Condit, who was first elected in 1989 and has easily won re-election six times, had been quiet about his plans.

Several Democrats are set to run in the March primary, including state Assemblyman Dennis Cardoza, a one-time Condit aide and political protege.

"I expected him to try and run for re-election," Cardoza said. "He probably sees this as one way he can redeem himself some way."

Condit is also facing a redrawn district this year. California's population increase under the 2000 census gave the state its 53rd House seat, requiring redistricting by the Democrat-controlled state assembly. Forty percent of voters will be new to the district.

Condit's hold on the congressional seat was shaken following Chandra Levy's disappearance in May. The 24-year-old intern for the Bureau of Prisons in Washington is from Condit's district, and questions mounted about her connection to the married congressman.

Condit, 53, eventually admitted that he had been romantically involved with Levy, according to a police source.

He kept silent publicly for more than three months, finally giving a series of poorly received print and broadcast interviews in which he acknowledged "very close" relations with Levy but denied any involvement in her disappearance.

Police have said they do not consider Condit a suspect, although they interviewed him four times and searched his Washington condominium looking for clues.

Condit on Friday deflected any questions about Levy, saying the media would have to decide if he could run a campaign that did not focus on her case.

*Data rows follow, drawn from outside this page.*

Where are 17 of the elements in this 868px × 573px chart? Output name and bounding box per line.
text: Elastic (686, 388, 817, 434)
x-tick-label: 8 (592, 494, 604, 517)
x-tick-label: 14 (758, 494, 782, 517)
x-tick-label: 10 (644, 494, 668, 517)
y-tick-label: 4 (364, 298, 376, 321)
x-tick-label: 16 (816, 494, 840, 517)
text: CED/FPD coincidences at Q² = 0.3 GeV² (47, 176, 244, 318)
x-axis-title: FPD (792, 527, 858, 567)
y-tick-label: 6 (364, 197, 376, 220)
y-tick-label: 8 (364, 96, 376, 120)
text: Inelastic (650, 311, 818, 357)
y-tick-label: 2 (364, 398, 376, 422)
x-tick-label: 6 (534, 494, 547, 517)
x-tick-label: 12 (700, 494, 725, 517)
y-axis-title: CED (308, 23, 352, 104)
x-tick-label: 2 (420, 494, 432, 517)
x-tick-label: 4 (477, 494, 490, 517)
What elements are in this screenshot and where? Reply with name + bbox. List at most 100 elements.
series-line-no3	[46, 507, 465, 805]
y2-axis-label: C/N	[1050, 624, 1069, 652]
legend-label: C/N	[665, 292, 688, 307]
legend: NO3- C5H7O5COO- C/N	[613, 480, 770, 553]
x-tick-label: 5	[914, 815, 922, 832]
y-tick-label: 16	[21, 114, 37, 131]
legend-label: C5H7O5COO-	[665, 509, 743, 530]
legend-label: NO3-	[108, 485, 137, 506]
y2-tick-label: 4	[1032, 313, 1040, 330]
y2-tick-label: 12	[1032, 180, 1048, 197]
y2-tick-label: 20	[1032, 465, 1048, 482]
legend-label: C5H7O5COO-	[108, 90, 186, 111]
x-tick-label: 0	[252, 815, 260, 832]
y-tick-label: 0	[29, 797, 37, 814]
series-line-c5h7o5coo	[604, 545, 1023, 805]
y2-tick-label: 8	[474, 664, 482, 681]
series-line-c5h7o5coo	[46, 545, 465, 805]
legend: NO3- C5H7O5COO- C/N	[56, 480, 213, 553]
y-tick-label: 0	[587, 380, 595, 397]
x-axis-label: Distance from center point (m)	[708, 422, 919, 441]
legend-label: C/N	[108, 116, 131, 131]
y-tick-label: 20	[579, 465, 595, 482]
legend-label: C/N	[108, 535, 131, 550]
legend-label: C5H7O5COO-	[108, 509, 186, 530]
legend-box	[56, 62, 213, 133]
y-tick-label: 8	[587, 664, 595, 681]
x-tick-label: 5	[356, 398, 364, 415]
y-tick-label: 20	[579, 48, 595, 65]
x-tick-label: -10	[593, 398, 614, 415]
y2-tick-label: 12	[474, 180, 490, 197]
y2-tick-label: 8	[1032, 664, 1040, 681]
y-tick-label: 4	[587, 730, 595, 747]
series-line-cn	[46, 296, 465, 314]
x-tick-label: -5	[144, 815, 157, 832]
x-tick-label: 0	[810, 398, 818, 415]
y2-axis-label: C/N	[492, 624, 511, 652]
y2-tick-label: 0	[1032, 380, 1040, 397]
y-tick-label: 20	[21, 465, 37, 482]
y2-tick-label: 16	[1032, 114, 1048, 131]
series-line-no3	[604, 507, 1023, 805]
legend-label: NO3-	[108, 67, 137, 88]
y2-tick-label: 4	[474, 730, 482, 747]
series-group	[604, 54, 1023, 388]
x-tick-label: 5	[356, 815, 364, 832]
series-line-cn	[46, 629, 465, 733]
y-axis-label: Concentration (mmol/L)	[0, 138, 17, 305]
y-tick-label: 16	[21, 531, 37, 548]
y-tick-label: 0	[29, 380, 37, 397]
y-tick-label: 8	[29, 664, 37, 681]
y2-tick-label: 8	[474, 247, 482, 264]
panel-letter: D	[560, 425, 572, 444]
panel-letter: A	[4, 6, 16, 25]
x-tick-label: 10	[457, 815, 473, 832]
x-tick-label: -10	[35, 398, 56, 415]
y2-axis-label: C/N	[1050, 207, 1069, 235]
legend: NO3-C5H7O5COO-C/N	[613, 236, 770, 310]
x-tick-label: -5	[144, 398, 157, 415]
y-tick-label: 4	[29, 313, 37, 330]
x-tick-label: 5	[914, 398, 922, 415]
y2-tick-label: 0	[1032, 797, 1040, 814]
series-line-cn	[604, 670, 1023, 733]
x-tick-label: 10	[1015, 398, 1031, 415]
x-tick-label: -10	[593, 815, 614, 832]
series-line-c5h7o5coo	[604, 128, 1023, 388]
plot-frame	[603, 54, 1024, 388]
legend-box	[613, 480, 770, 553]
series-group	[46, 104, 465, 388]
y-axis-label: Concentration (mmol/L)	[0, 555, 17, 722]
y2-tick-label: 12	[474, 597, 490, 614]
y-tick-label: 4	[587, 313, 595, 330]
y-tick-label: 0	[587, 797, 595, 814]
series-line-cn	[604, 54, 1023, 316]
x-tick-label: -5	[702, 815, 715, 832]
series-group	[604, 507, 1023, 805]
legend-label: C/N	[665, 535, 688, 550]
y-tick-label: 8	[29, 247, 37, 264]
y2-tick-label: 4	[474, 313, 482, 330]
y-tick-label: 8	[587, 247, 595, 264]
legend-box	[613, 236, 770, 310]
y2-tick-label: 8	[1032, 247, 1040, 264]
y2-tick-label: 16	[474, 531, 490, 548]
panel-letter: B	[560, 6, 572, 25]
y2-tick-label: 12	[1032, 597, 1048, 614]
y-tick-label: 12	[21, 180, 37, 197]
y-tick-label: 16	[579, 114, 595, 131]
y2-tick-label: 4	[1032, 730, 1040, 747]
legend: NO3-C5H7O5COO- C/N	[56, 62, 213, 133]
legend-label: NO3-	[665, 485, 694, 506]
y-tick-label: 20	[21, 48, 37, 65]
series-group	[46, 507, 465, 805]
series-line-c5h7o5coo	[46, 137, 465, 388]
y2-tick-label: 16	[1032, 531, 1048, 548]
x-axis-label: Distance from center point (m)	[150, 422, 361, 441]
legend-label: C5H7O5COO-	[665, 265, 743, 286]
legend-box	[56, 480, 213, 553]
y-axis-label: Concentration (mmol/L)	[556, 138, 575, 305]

"You guys will have to decide if you're going to be fair to me or not and whether that's your main issue," Condit told reporters. "I'm going to dwell on my record and what I've done for the valley and what I'm going to do for the future."

Condit submitted 1,500 voter signatures with his campaign papers to go with the 1,939 valid signatures he turned in earlier. A candidate must have 3,000 valid signatures to qualify for the ballot or pay a filing fee.

Levy's mother, Susan, said she had no comment on Condit's decision to run again.

Once among the most popular Democrats in the House, Condit has been ostracized by his own party. Prominent Democrats, including California Democratic Party Chairman Art Torres, are backing Cardoza.

Leading Democrats including House Minority Leader Dick Gephardt and California Gov. Gray Davis, a longtime Condit friend and political ally, have criticized the congressman for not being more forthcoming.

Even Condit's son had said publicly he hoped his father would not seek re-election to spare him more criticism. But he reversed himself Friday, and abandoned his own bid for the state Senate to campaign with his father.

"He should run," said Chad Condit, who accompanied his father at the courthouse. "He's right to run."

Democrats are worried about losing Condit's seat, which could undermine their chances of winning a majority in the House next year. Republicans now have a 10-seat advantage, 221-211, with two independents and one vacancy.

"Hold on to your hat," said state Sen. Dick Monteith, an erstwhile Condit ally who is seeking the Republican nomination for the seat.

The Associated Press contributed to this report.